Contrairement aux apparences, le recueil de
satires publié par
Boileau en 1666 ne marque pas un renouveau du genre, mais plutôt son déclin, voire sa mort. Cette forme littéraire, réinventée par les humanistes de la Renaissance, à travers les éditions des grands poètes romains et les traités de poétique, a connu son apogée sous Henri IV et Marie de Médicis, avec des poètes comme
Mathurin Régnier ou
Thomas Sonnet de Courval. Mais à partir du procès de Théophile de Viau, qui commence en 1623, elle sent le soufre. La production satirique connaît un coup d'arrêt. Elle s'éteint progressivement, jusqu'à ce que le mot satire devienne chez les philosophes des Lumières et notamment chez
Voltaire un terme injurieux, synonyme de diffamation, d'outrage, d'agression ad hominem.
Dans cette évolution,
Boileau occupe une place paradoxale. Il apparaît comme le satirique français par excellence au côté de
Mathurin Régnier. Mais chacune de ses
satires est considérée comme « un Écrit scandaleux ».

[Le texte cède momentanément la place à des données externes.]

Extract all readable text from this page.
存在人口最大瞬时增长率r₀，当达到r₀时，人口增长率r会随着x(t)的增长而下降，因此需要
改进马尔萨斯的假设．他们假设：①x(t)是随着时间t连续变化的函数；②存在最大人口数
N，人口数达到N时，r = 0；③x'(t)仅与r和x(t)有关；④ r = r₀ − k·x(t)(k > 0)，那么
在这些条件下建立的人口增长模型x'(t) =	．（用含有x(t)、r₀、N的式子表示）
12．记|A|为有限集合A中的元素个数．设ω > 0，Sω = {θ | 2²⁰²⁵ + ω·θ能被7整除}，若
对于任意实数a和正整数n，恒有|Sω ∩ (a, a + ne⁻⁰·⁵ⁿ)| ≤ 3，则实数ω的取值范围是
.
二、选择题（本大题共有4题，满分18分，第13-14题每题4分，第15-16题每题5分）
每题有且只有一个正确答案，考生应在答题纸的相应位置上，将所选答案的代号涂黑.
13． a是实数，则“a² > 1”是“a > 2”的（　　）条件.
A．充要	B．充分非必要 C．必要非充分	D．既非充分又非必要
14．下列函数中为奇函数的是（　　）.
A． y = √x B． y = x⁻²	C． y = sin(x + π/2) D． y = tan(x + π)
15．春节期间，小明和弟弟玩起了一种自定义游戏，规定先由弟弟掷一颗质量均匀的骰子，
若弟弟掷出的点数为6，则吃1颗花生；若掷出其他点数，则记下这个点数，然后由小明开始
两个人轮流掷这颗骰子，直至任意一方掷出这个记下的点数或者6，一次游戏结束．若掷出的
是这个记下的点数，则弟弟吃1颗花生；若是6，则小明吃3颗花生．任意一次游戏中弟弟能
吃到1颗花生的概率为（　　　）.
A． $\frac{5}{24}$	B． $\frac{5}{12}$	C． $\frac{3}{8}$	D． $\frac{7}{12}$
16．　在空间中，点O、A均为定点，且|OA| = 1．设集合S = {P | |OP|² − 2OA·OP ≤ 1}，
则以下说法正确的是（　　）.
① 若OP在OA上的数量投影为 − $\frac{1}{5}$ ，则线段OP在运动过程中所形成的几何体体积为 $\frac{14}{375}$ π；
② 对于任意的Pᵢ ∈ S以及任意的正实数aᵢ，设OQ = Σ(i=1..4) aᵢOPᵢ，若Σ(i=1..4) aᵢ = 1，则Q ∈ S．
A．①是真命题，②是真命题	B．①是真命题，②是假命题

D'abord regardé d'un mauvais oeil, le jeune poète finit par être protégé par le roi, qui en 1677 le nomme avec
Jean Racine historiographe. On l'invite cependant à se montrer moins ouvertement satirique. C'est pourquoi il édulcore sa Muse en colère et se met à écrire des Épîtres et un
Art poétique, qui ne sont en fait rien d'autre que des
satires déguisées. Il continue en outre à écrire de vraies
satires qui grossissent le recueil de 1666.